C. S. Lewis wrote that after his wife died, it felt like there was an “invisible blanket” between him and the world. “I not only live each endless day in grief, but live each day thinking about living each day in grief,” he said. “Her absence is like the sky, spread over everything.”
For most bereaved people, including Lewis, who chronicled his suffering in his 1961 book A Grief Observed, this type of all-consuming, debilitating pain eventually fades. But for those with “prolonged grief disorder,” an enigmatic condition that afflicts 7 to 10 percent of bereaved adults, time does not heal. Instead their anguish may persist, raw and unresolved, for years or even decades.
Katherine Shear, a psychiatrist at the School of Social Work and the founder of Columbia’s Center for Complicated Grief, is a pioneer in describing, diagnosing, and treating prolonged grief disorder (which is also known as complicated grief). Shear was instrumental in getting prolonged grief disorder included in psychiatry’s diagnostic bible, the DSM-5, this year but she notes that many clinicians are still unaware of the condition. “Even if you go to a really good psychologist, there’s less than a 50–50 chance that prolonged grief disorder will be properly recognized,” she says.
Although people with a history of depression and anxiety are thought to be at a greater risk for prolonged grief disorder, anyone can be afflicted. People who lose a loved one suddenly — such as in an unexpected medical emergency, a car crash, a violent crime, or in the line of duty — are particularly vulnerable. Shear expects that the COVID-19 pandemic will cause an increase in cases of complicated grief. “So many people are being lost quickly and unexpectedly, without the opportunity for final visits or goodbyes,” she says. “Additionally, bereaved people may be dealing with anxieties related to job security, child-rearing, the loss of routine activities, and worries about their own health and that of their surviving family members. This kind of background stress adds to the challenge of adapting to a loss.”
The key to coping with a loved one’s death, Shear says, is to fully accept the reality of the situation. But people with prolonged grief disorder struggle to do this. Instead, they may get caught up in imagining alternative scenarios in which their loved one’s death is averted — “If only he’d visited a doctor one month earlier” — and thus delay their own healing. “To engage in this kind of counterfactual thinking is common after any important loss,” Shear says. “But while most people will eventually say, ‘OK, well, although I wish this hadn’t happened, it did happen, and now I have to figure out a way to live with the fact,’ those with prolonged grief disorder will get stuck there.

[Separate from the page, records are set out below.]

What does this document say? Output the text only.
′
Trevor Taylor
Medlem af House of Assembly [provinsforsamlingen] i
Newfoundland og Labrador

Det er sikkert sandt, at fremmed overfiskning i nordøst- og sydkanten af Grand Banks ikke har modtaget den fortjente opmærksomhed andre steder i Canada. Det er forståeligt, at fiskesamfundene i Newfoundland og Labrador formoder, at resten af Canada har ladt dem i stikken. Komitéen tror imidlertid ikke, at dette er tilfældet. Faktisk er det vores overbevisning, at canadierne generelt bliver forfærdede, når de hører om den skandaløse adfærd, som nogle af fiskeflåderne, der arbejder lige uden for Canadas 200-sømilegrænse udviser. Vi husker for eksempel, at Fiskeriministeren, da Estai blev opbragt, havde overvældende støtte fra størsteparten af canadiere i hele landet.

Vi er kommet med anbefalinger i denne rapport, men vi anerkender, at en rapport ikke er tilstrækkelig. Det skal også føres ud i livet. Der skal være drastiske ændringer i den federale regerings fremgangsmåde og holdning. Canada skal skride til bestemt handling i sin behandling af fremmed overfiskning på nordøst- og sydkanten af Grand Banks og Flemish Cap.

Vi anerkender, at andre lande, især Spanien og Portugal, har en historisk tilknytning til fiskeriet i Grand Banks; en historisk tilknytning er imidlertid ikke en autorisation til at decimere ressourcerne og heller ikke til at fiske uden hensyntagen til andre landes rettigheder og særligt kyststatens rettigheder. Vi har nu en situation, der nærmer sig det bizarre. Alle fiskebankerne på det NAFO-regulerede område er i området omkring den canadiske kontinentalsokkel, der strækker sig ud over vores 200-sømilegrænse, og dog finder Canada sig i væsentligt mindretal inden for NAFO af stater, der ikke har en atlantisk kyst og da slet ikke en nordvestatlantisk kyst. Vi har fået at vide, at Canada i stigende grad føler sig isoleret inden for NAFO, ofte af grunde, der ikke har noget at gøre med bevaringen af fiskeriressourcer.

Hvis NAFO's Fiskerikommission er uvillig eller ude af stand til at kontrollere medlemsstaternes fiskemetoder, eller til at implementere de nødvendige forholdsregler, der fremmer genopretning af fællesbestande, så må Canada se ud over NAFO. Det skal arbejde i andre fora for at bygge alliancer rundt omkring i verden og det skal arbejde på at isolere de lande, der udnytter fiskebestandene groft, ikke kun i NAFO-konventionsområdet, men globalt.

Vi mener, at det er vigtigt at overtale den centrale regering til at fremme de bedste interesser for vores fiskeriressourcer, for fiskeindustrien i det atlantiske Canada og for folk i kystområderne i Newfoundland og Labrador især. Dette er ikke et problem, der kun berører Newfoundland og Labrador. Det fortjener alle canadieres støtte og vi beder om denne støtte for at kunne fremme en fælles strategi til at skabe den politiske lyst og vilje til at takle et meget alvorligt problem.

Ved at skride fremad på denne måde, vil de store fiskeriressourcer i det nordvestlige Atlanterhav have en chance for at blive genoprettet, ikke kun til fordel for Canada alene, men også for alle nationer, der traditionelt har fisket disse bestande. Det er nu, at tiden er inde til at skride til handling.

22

They can’t move forward in a positive way.”
Other common symptoms of prolonged grief disorder include a tendency to blame oneself or others for a loved one’s death; excessive avoidance of places or situations that remind one of the deceased; survivor’s guilt; and social withdrawal.
In the 1990s, Shear developed a sixteen-session treatment program that is now called “Prolonged Grief Disorder Therapy,” or PGDT. The program’s efficacy has been demonstrated in multiple clinical trials, and PGDT is now the most widely used treatment for the condition. Combining elements of cognitive behavioral therapy, interpersonal psychotherapy, and motivational interviewing, it consists of a series of activities in which patients reflect on their grief; visit places that remind them of their loss; explore possibilities for their own future; strengthen their relationships with other family members and friends; and have an imaginary conversation with the deceased in which they acknowledge their need to move forward. “It’s intense,” Shear says. “But we’ve found that with this therapy, people who have struggled for years come out on the other side and are able to reengage in life in a meaningful way after just four months.”
In an effort to make PGDT more widely accessible, Shear and her colleagues at the Center for Complicated Grief have organized trainings on how to administer the therapy for thousands of practitioners around the world. They have also developed a mobile app that enables patients to receive an abbreviated version of PGDT online.
As the US death toll from COVID-19 continues to grow, it is sobering to consider the huge numbers of grieving husbands, wives, fathers, mothers, sons, daughters, grandsons, and granddaughters who have been left behind. One team of sociologists estimates that each person who dies from COVID-19 leaves an average of nine bereaved family members, which means that millions of Americans have lost an immediate family member to the disease. “There’s a great sense of urgency now to make sure that health and mental-health providers are able to recognize and treat prolonged grief disorder, ” says Shear. “We have to be ready to help these people.”